For already established organisations, it uses the data from the last three financial years as the baseline. By comparing the projected statements of the three baseline years with the real ones, it allows to refine baseline data until both sets of financial statements match. By doing so, it is able to carry out very accurate sensitivity analyses for the remaining 13 years.
For the non-profit sector it allows to properly differentiate and account between donated and purchased assets.
Any organisation can project financial statements by using the generic tabs, but if they require to estimate costs and revenues directly connected with a given service or industry, they will need the addition of specific tabs.
Any stakeholder within a given industry can project financial statements by using the generic and specific tabs, but if they wish to enter all the input data relevant to them from just one tab and visualise the output on the same tab, they will require a tailored dashboard.
So far, the only specific version of Prodegee is for the power sector. It can project financial statements for the following types of entities: * Power utilities, * Renewable energy service companies (RESCOs), * Independent Power Producers (IPPs), and * Related government bodies and organisations such as regulators, energy planning units and so forth.
The specific tabs of this version of Prodegee allow to enter these types of data:
* Technical data such as priorities of dispatch, capacity factors, utilisation factors, daily-load profiles, power efficiency…
* Contractual data such as electricity tariffs, feed-in-tariffs, Power Purchase Agreements (PPAs)…
It can simulate the supply and demand of: * A large power grid (tier 5 as described by the World Bank in its report “Beyond Connections”), * Up to 7 different types of hybrid & conventional mini-grids (tier 4) and renewable energy micro-grids (tier 3), * Any number of stand-alone systems (tier 2) and pico-solar solutions (tier 1).
This module of Prodegee is ideal for risk evaluation of different investment alternatives in the power sector (debt, grants and equity), technologies (renewable versus conventional) and for setting intermediate prices (feed-in-tariffs and PPAs).
The country regulator in Sierra Leone has used it to evaluate Power Purchase Agreements with Independent Power Producers and define intermediate prices between the government entity in charge of power generation and transmission and the one in charge of distribution and retail (tiers 4 & 5).
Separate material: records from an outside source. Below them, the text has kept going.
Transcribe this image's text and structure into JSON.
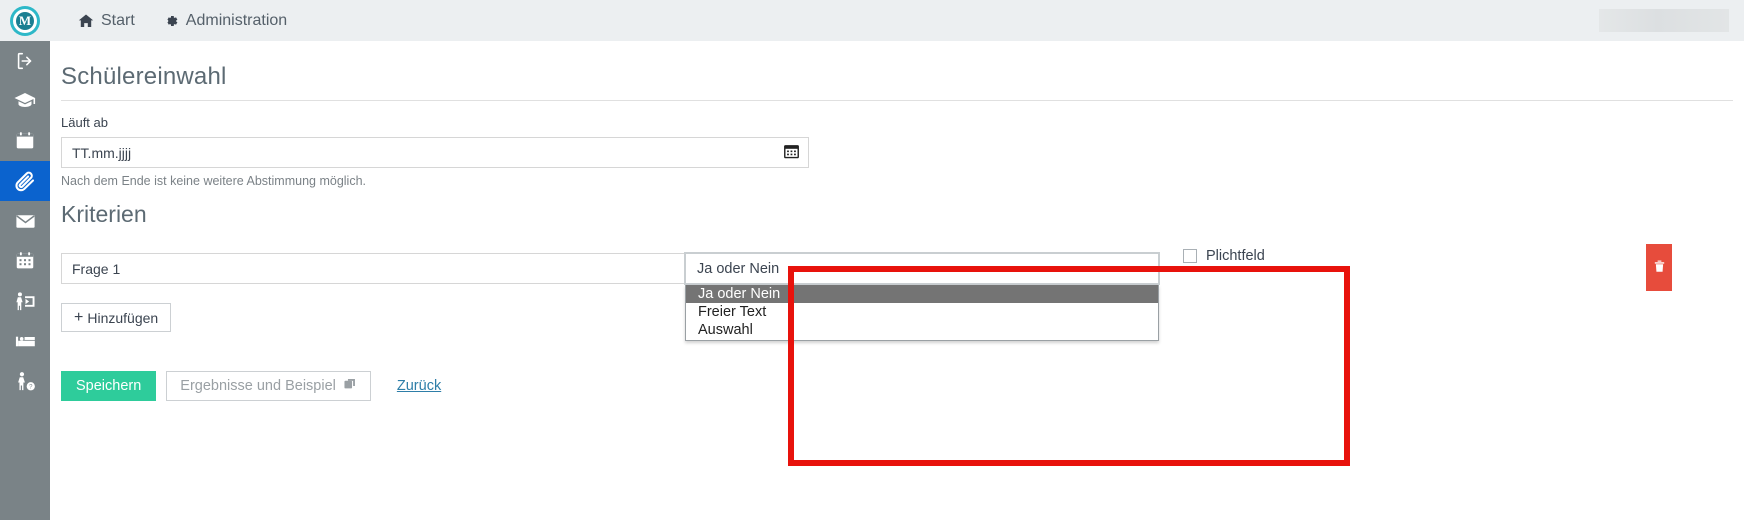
{
  "topbar": {
    "logo_letter": "M",
    "logo_icon": "circular-m-logo",
    "items": [
      {
        "label": "Start",
        "icon": "home-icon"
      },
      {
        "label": "Administration",
        "icon": "gear-icon"
      }
    ],
    "redacted_block": ""
  },
  "sidebar": {
    "items": [
      {
        "icon": "logout-icon",
        "active": false
      },
      {
        "icon": "graduation-cap-icon",
        "active": false
      },
      {
        "icon": "calendar-blank-icon",
        "active": false
      },
      {
        "icon": "paperclip-icon",
        "active": true
      },
      {
        "icon": "envelope-icon",
        "active": false
      },
      {
        "icon": "calendar-days-icon",
        "active": false
      },
      {
        "icon": "person-exit-icon",
        "active": false
      },
      {
        "icon": "bed-icon",
        "active": false
      },
      {
        "icon": "person-help-icon",
        "active": false
      }
    ]
  },
  "page": {
    "title": "Schülereinwahl",
    "expiry_label": "Läuft ab",
    "expiry_placeholder": "TT.mm.jjjj",
    "expiry_value": "",
    "expiry_help": "Nach dem Ende ist keine weitere Abstimmung möglich.",
    "calendar_icon": "calendar-icon",
    "section_title": "Kriterien"
  },
  "criteria": {
    "question_value": "Frage 1",
    "question_placeholder": "Frage 1",
    "type_select": {
      "value": "Ja oder Nein",
      "open": true,
      "caret_icon": "chevron-down-icon",
      "options": [
        {
          "label": "Ja oder Nein",
          "selected": true
        },
        {
          "label": "Freier Text",
          "selected": false
        },
        {
          "label": "Auswahl",
          "selected": false
        }
      ]
    },
    "required_label": "Plichtfeld",
    "required_checked": false,
    "delete_icon": "trash-icon"
  },
  "actions": {
    "add_label": "Hinzufügen",
    "add_plus": "+",
    "save_label": "Speichern",
    "results_label": "Ergebnisse und Beispiel",
    "results_icon": "external-window-icon",
    "back_label": "Zurück"
  },
  "colors": {
    "brand_teal": "#2eb8c8",
    "sidebar_bg": "#7a8387",
    "sidebar_active": "#0b63ce",
    "topbar_bg": "#eceff1",
    "save_green": "#2ecc9b",
    "delete_red": "#e74c3c",
    "annotation_red": "#e8120c",
    "option_selected_bg": "#747474"
  }
}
An NGO in Indonesia used it to define an optimal tariff for supplying pico-solar and small stand-alone solutions to the villages (tiers 1 & 2).
In Colombia it was used to analyse the financial viability of an electrification strategy that involved a university in the provision of electricity to over 100 schools and their communities (tiers 1 & 2).
In Suriname is was used to decide on whether to install a hybrid mini-grid or one entirely run by solar and calculate the optimal tariff (tier 3).